Question 4: Why do concerns about credit risk continue to drag down financial stocks?
Answer: The Iranian crisis has increased global uncertainty, raising the probability of corporate defaults and increasing pressure on banks' non-performing loans. While Japanese financial stocks are already undervalued, Hideyuki Ishiguro points out that with oil prices remaining high, rising financing costs will further suppress credit expansion. Compared to technology stocks, the financial sector lacks defensive characteristics, causing it to consistently underperform the broader market and become one of the biggest drags on the market.
Question 5: How should investors respond to the current volatility in the Japanese stock market?
Answer: Hideyuki Ishiguro advises caution, prioritizing oil price movements and Middle East news.
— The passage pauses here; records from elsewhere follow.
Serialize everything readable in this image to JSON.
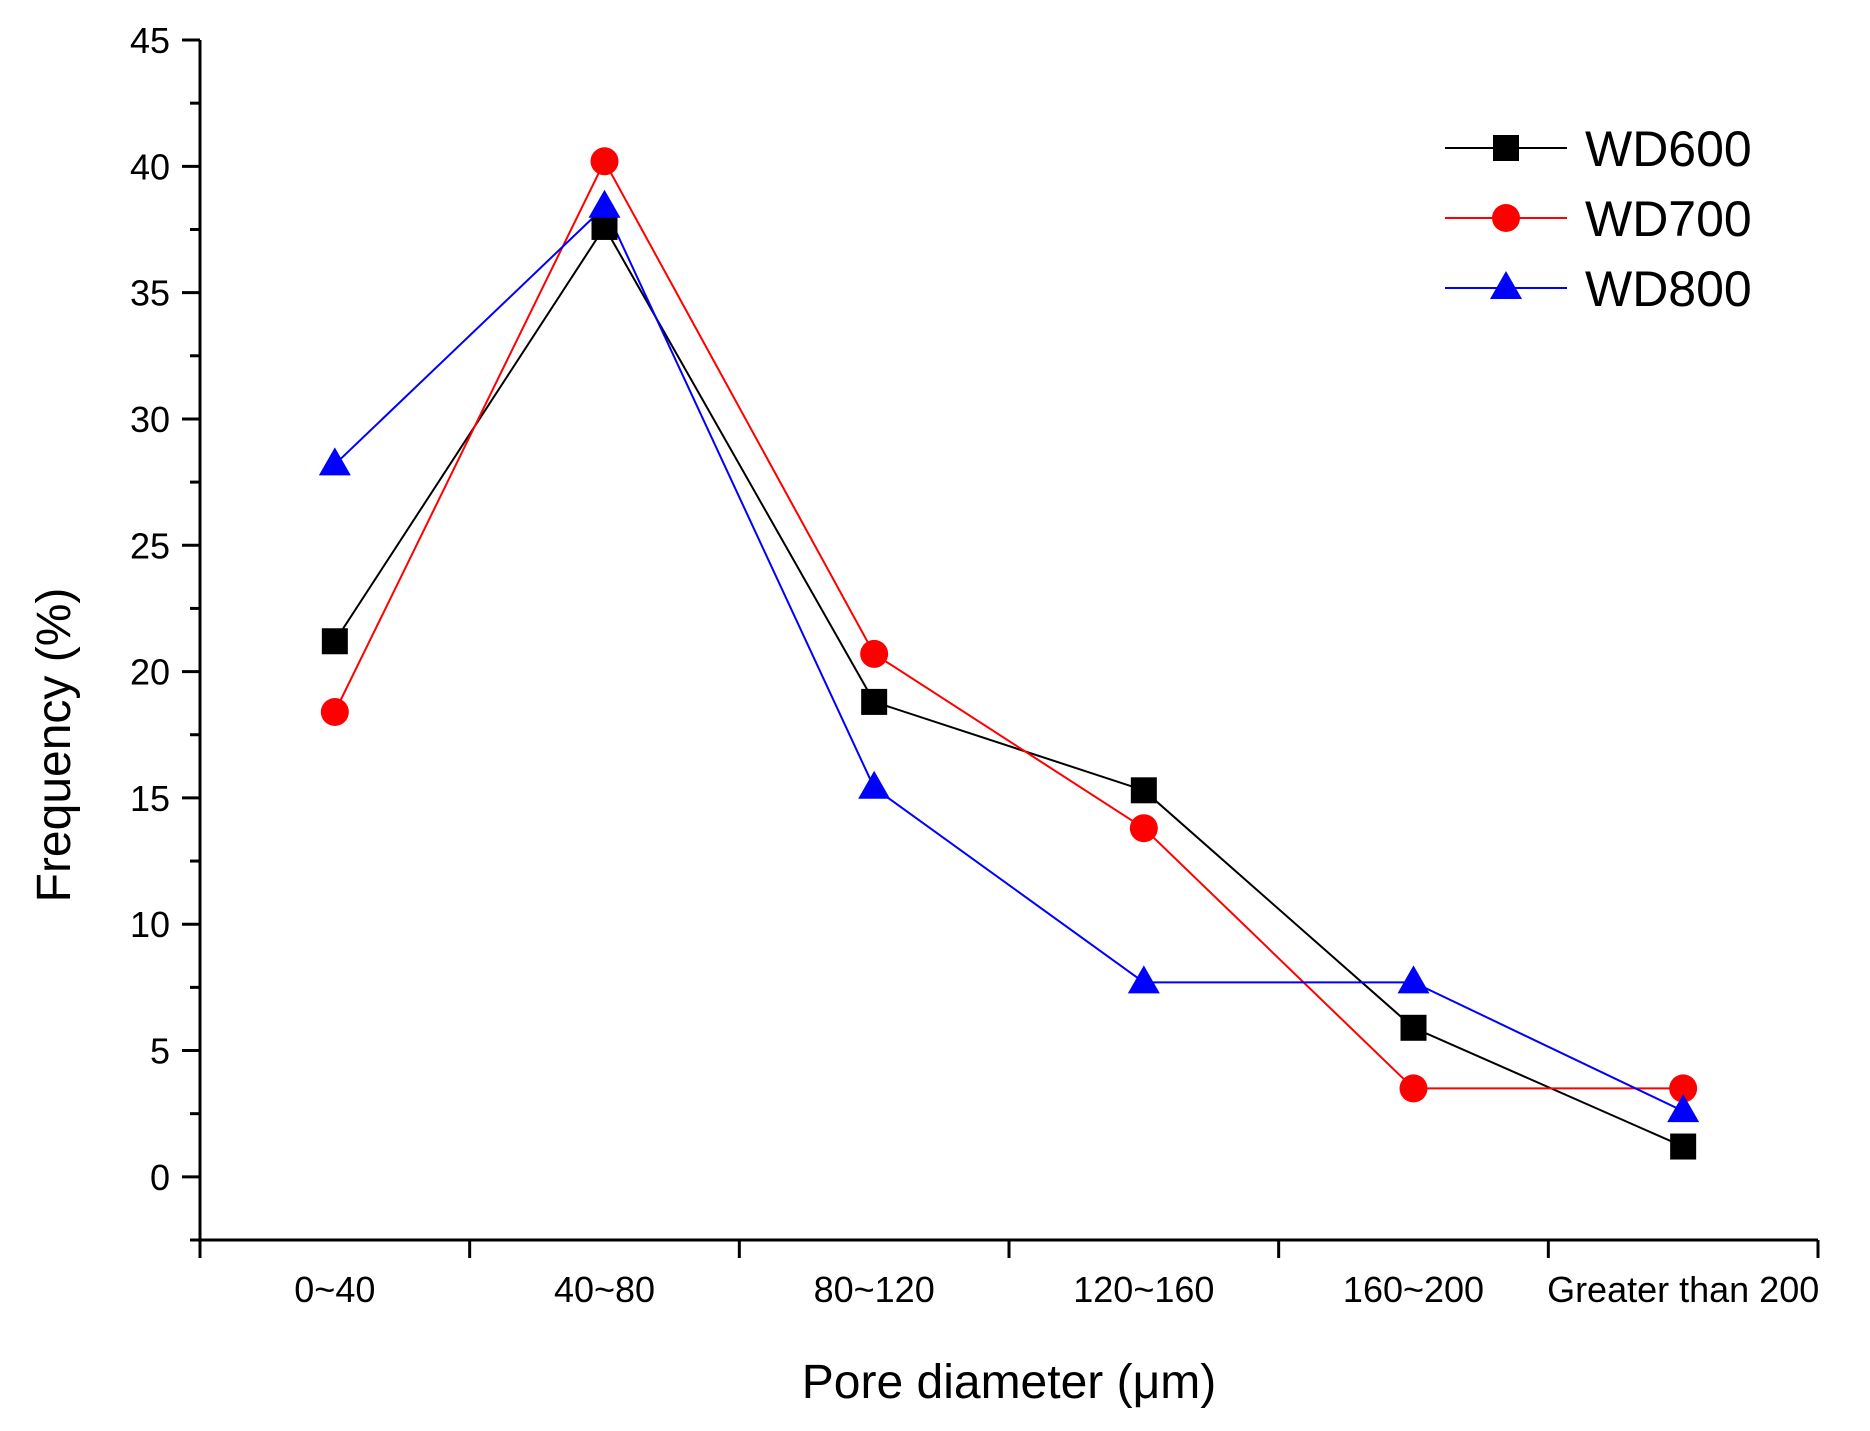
{
  "chart_data": {
    "type": "line",
    "title": "",
    "xlabel": "Pore diameter (μm)",
    "ylabel": "Frequency (%)",
    "categories": [
      "0~40",
      "40~80",
      "80~120",
      "120~160",
      "160~200",
      "Greater than 200"
    ],
    "ylim": [
      -2.5,
      45
    ],
    "yticks": [
      0,
      5,
      10,
      15,
      20,
      25,
      30,
      35,
      40,
      45
    ],
    "grid": false,
    "legend_position": "top-right",
    "series": [
      {
        "name": "WD600",
        "color": "#000000",
        "marker": "square",
        "values": [
          21.2,
          37.6,
          18.8,
          15.3,
          5.9,
          1.2
        ]
      },
      {
        "name": "WD700",
        "color": "#ff0000",
        "marker": "circle",
        "values": [
          18.4,
          40.2,
          20.7,
          13.8,
          3.5,
          3.5
        ]
      },
      {
        "name": "WD800",
        "color": "#0000ff",
        "marker": "triangle",
        "values": [
          28.2,
          38.4,
          15.4,
          7.7,
          7.7,
          2.6
        ]
      }
    ]
  }
}
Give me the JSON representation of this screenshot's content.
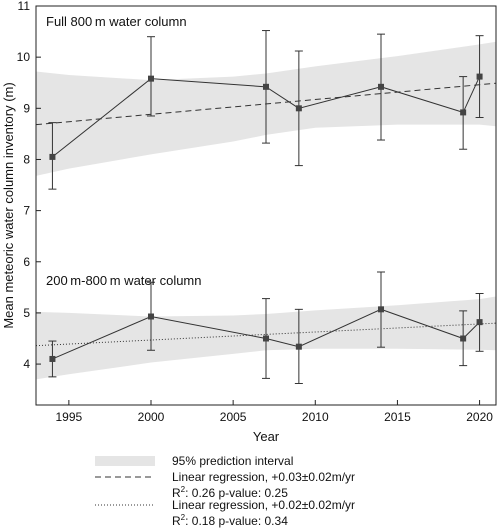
{
  "chart_data": {
    "type": "line",
    "xlabel": "Year",
    "ylabel": "Mean meteoric water column inventory (m)",
    "xlim": [
      1993,
      2021
    ],
    "ylim": [
      3.2,
      11
    ],
    "xticks": [
      1995,
      2000,
      2005,
      2010,
      2015,
      2020
    ],
    "yticks": [
      4,
      5,
      6,
      7,
      8,
      9,
      10,
      11
    ],
    "panels": [
      {
        "label": "Full 800 m water column",
        "x": [
          1994,
          2000,
          2007,
          2009,
          2014,
          2019,
          2020
        ],
        "y": [
          8.05,
          9.58,
          9.42,
          9.0,
          9.42,
          8.92,
          9.62
        ],
        "err_low": [
          7.42,
          8.85,
          8.32,
          7.88,
          8.38,
          8.2,
          8.82
        ],
        "err_high": [
          8.72,
          10.4,
          10.52,
          10.12,
          10.45,
          9.62,
          10.42
        ],
        "regression": {
          "x": [
            1993,
            2021
          ],
          "y": [
            8.68,
            9.49
          ],
          "style": "dashed"
        },
        "band": {
          "x": [
            1993,
            1995,
            2000,
            2005,
            2007,
            2010,
            2015,
            2020,
            2021
          ],
          "upper": [
            9.72,
            9.65,
            9.55,
            9.62,
            9.68,
            9.82,
            10.02,
            10.25,
            10.3
          ],
          "lower": [
            7.68,
            7.82,
            8.1,
            8.35,
            8.48,
            8.62,
            8.68,
            8.68,
            8.65
          ]
        }
      },
      {
        "label": "200 m-800 m water column",
        "x": [
          1994,
          2000,
          2007,
          2009,
          2014,
          2019,
          2020
        ],
        "y": [
          4.1,
          4.93,
          4.5,
          4.34,
          5.07,
          4.5,
          4.82
        ],
        "err_low": [
          3.75,
          4.27,
          3.72,
          3.62,
          4.33,
          3.97,
          4.25
        ],
        "err_high": [
          4.45,
          5.6,
          5.28,
          5.07,
          5.8,
          5.04,
          5.38
        ],
        "regression": {
          "x": [
            1993,
            2021
          ],
          "y": [
            4.36,
            4.8
          ],
          "style": "dotted"
        },
        "band": {
          "x": [
            1993,
            1995,
            2000,
            2005,
            2007,
            2010,
            2015,
            2020,
            2021
          ],
          "upper": [
            5.02,
            5.0,
            4.93,
            4.95,
            4.98,
            5.05,
            5.15,
            5.27,
            5.32
          ],
          "lower": [
            3.7,
            3.8,
            4.03,
            4.2,
            4.27,
            4.3,
            4.3,
            4.28,
            4.27
          ]
        }
      }
    ],
    "legend": {
      "interval": "95% prediction interval",
      "reg1": "Linear regression, +0.03±0.02m/yr",
      "reg1_stats": ": 0.26   p-value: 0.25",
      "reg2": "Linear regression, +0.02±0.02m/yr",
      "reg2_stats": ": 0.18   p-value: 0.34",
      "r2_base": "R",
      "r2_sup": "2"
    },
    "colors": {
      "band": "#e5e5e5",
      "line": "#333333",
      "marker": "#444444"
    }
  }
}
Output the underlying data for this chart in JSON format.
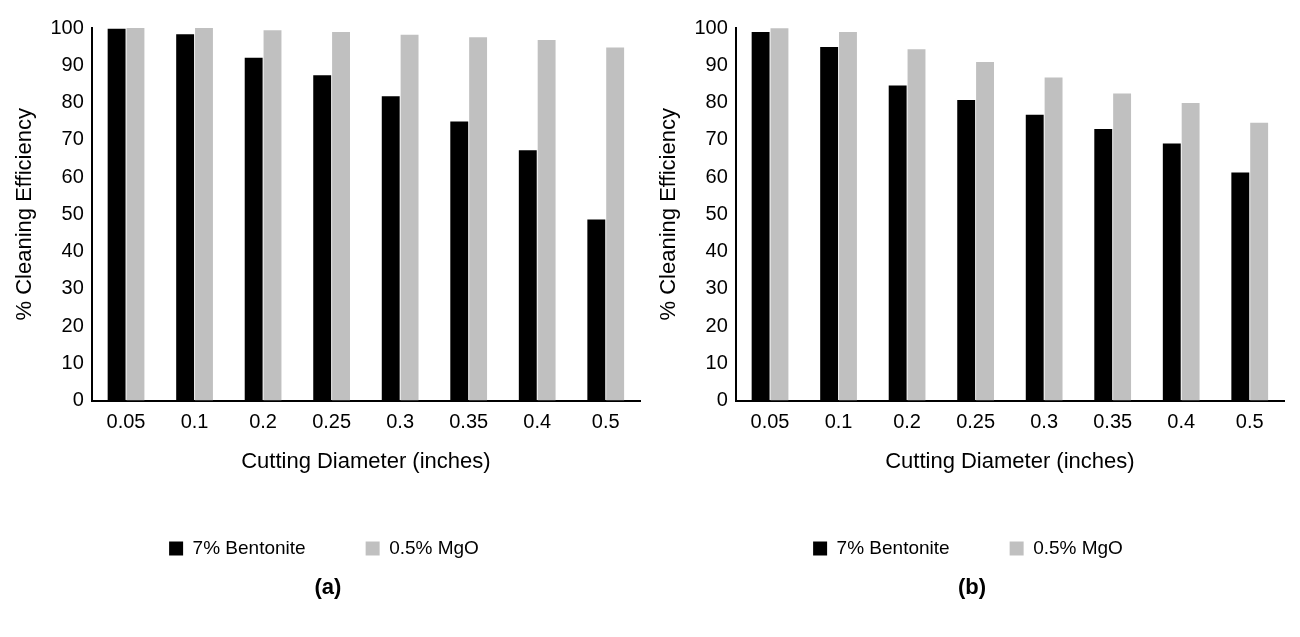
{
  "chart_data": [
    {
      "type": "bar",
      "xlabel": "Cutting Diameter (inches)",
      "ylabel": "% Cleaning Efficiency",
      "categories": [
        "0.05",
        "0.1",
        "0.2",
        "0.25",
        "0.3",
        "0.35",
        "0.4",
        "0.5"
      ],
      "ylim": [
        0,
        100
      ],
      "yticks": [
        0,
        10,
        20,
        30,
        40,
        50,
        60,
        70,
        80,
        90,
        100
      ],
      "grid": false,
      "legend": "bottom",
      "annotations": [
        "(a)"
      ],
      "series": [
        {
          "name": "7% Bentonite",
          "color": "#000000",
          "values": [
            99.8,
            98.3,
            92,
            87.3,
            81.7,
            74.9,
            67.2,
            48.6
          ]
        },
        {
          "name": "0.5% MgO",
          "color": "#c0c0c0",
          "values": [
            100,
            100,
            99.4,
            98.9,
            98.2,
            97.5,
            96.8,
            94.8
          ]
        }
      ]
    },
    {
      "type": "bar",
      "xlabel": "Cutting Diameter (inches)",
      "ylabel": "% Cleaning Efficiency",
      "categories": [
        "0.05",
        "0.1",
        "0.2",
        "0.25",
        "0.3",
        "0.35",
        "0.4",
        "0.5"
      ],
      "ylim": [
        0,
        100
      ],
      "yticks": [
        0,
        10,
        20,
        30,
        40,
        50,
        60,
        70,
        80,
        90,
        100
      ],
      "grid": false,
      "legend": "bottom",
      "annotations": [
        "(b)"
      ],
      "series": [
        {
          "name": "7% Bentonite",
          "color": "#000000",
          "values": [
            98.9,
            94.9,
            84.6,
            80.7,
            76.7,
            72.9,
            69,
            61.2
          ]
        },
        {
          "name": "0.5% MgO",
          "color": "#c0c0c0",
          "values": [
            99.9,
            98.9,
            94.3,
            90.9,
            86.7,
            82.4,
            79.9,
            74.6
          ]
        }
      ]
    }
  ]
}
In the short term, consider buying on dips in export-oriented sectors, but strictly control position size and avoid chasing highs. In the long term, observe whether the Iranian conflict is resolved quickly and the Federal Reserve's policy signals. If oil prices stabilize below $75 and credit risks ease, Japanese stocks are expected to see a stronger rebound; otherwise, the market will continue its range-bound trading pattern. It is recommended to use both the Topix and Nikkei 225 in your analysis to flexibly adjust asset allocation to cope with geopolitical uncertainties.
Risk Warning and Disclaimer
The market involves risk, and trading may not be suitable for all investors. This article is for reference only and does not constitute personal investment advice, nor does it take into account certain users’ specific investment objectives, financial situation, or other needs. Any investment decisions made based on this information are at your own risk.